Can a school ban wearing the Confederate flag?
Schools can’t shut down speech just because it’s offensive to some people. However, the Confederate flag has become so linked to racial discrimination and violence that many school officials consider it more than just offensive. Students might feel threatened or intimidated by the flag. They could feel unsafe and distracted from their learning environment even if the school has no history of racial-motivated fighting. Schools have the authority to censor speech that could disrupt a student’s ability to learn, so the school could likely ban the Confederate flag due to its tense history.
HISTORY & BACKGROUND
The Confederate flag carries a long history and its meanings are hotly debated.
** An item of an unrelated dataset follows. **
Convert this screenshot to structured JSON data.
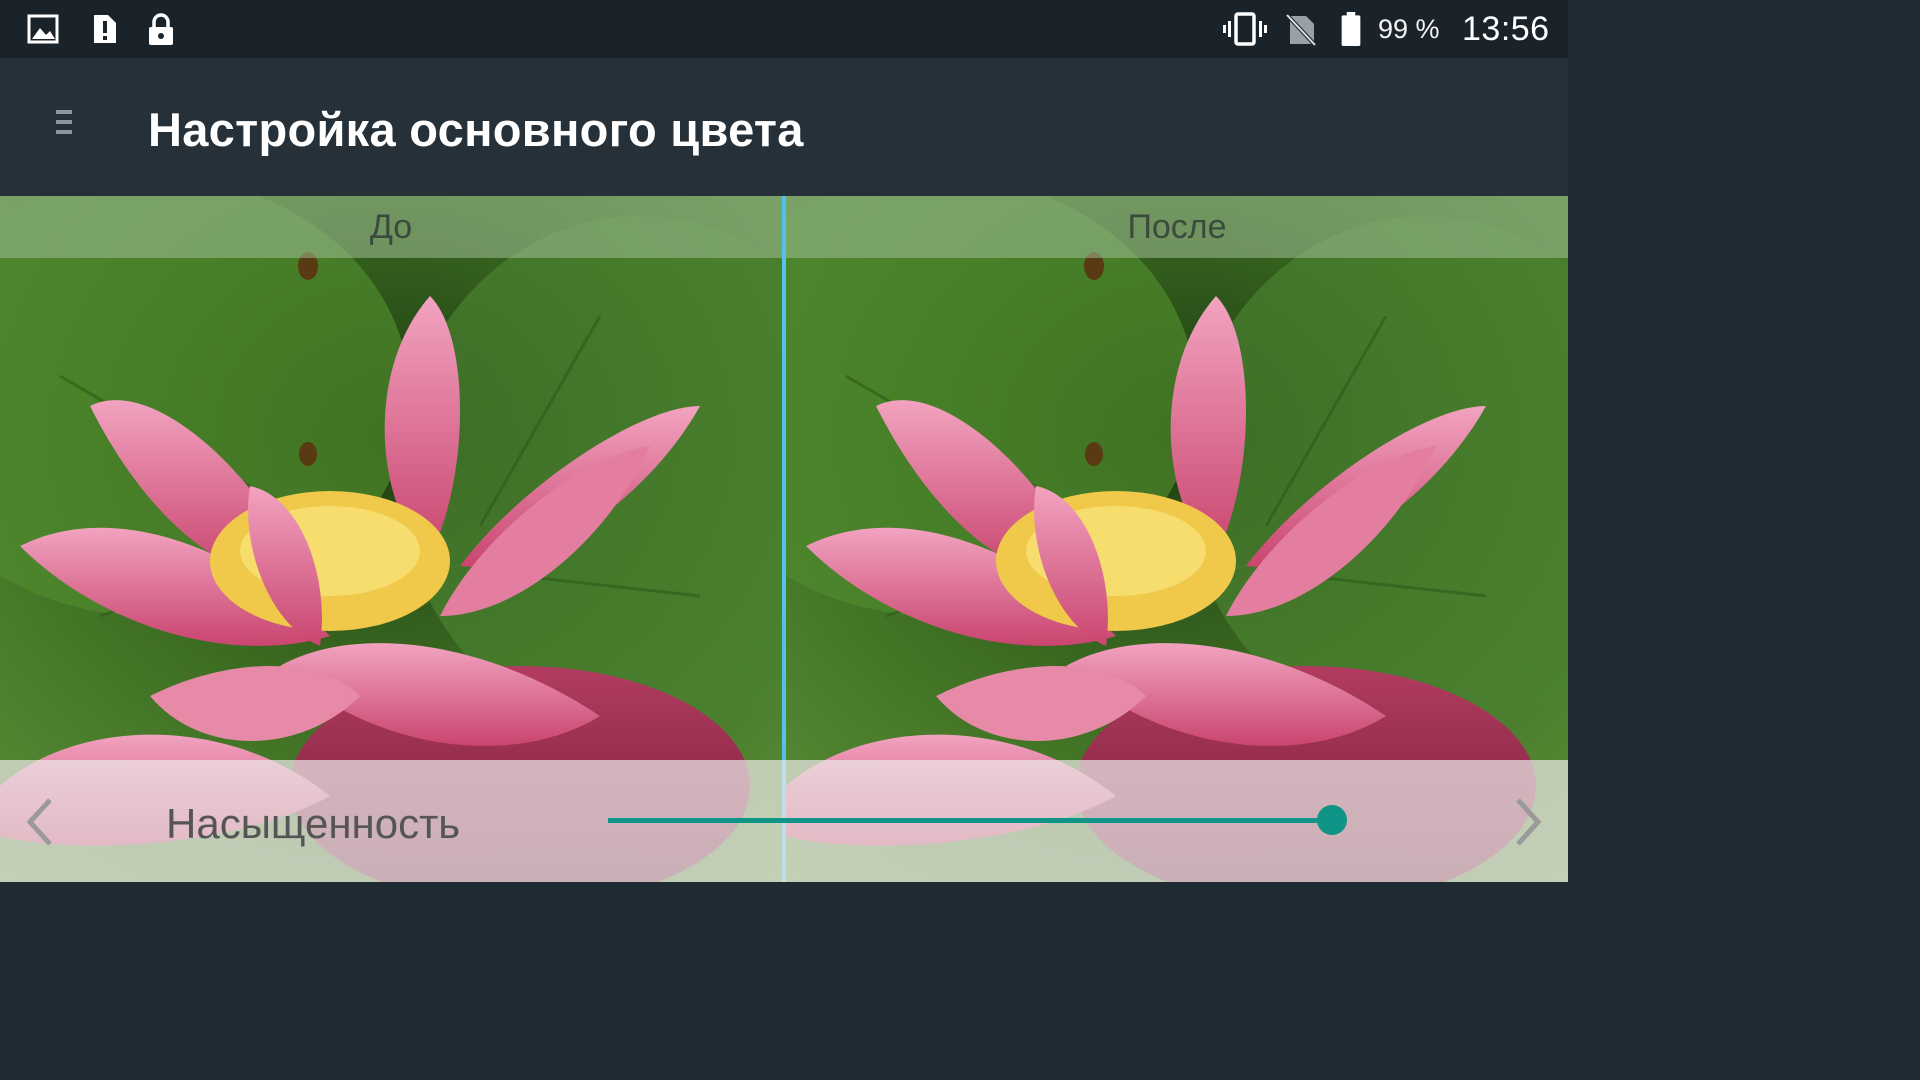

The American Civil War was fought because, among other things, the northern and southern states disagreed on the question of whether to abolish slavery. In 1860 and 1861, eleven southern states seceded from the rest of the country and formed the Confederate States of America, led by Jefferson Davis and General Robert E. Lee.
Sometimes known as the Southern Cross, the Rebel flag, or the Dixie flag, the design of the Confederate flag as we know it today is the ‘Stars and Bars’ pattern adopted by the Confederate Congress in 1861. However, contrary to popular belief, this flag was only used by the military for less than a year, then was replaced with a battle flag that wouldn’t be confused with the Union stars and stripes on the battlefield. Because ‘The Stars and Bars’ was first Confederate national flag, it came to represent the Confederacy in later years.
After the Civil War, the flag was mostly used in historical films like Gone With The Wind. In the 1950s and 60s, the Confederate flag reappeared as a symbol of opposition to the civil rights movement. To some, the flag is a symbol of southern heritage and rural values. To many, however, the flag is symbolic of racism, segregation and white supremacy –– and it has sparked antagonism in schools across the country. Today, it shows up on ball caps, belt buckles, t-shirts, blue jean jackets, and is flown from the beds of pickup trucks.
The Flag as Speech
According to the Supreme Court, student speech is protected under the First Amendment, though not as much as adult speech. ‘Speech’ can include expressive conduct, like flying a flag or wearing a flag on clothing.
Schools have the authority to shut down speech that is likely to cause a substantial disruption to the learning environment. This disruption could be fights between students, arguments that take away from class time, or anything else that gets in the way of a student’s ability to learn. The school doesn’t have to prove that this disruption actually happened, just that it could see that a disruption might happen. Normally, to censor speech based on the Confederate flag, the school must show that a disruption could foreseeably happen, and it would be caused by the flag.
If the school has a history of racial tension (fights breaking out, racial slurs being used, etc.), wearing the Confederate flag could foreseeably cause a disruption. Even before a fight happens, it’s easy for the school to predict that bringing the flag into a tense environment could cause a disruption. So, the school can ask students to change their clothes or take the flag down from cars parked in the school parking lot.
The Flag as Intimidation
In some cases, students have displayed the flag to intentionally intimidate others. For example, in one school, students hung the Confederate flag in a hallway on the same day new African-American students were admitted. The school could punish the students for this speech because such intimidation would get in the way of the African-American students’ ability to have a safe learning environment.
Any School Can Shut Down This Speech
Even if there is no history of fights or intimidation in your school, it’s likely any school can stop students from displaying the flag. There have been far too many incidents of violence and tension around the country involving the flag. For example, in August 2017, members of a white nationalist movement displayed the flag to protest the removal of a statue of Robert E. Lee in Charlottesville, Virginia. The demonstration turned violent, causing the city to go into a state of emergency. Because of this history, a school could decide that even wearing the Confederate flag on school grounds could create a risk of substantial disruption.
Even though students do have a right to free speech, schools have a responsibility to ensure that all students feel safe in their schools. If a school feels like students wearing the Confederate flag could in any way disrupt that, it can ban the Confederate flag.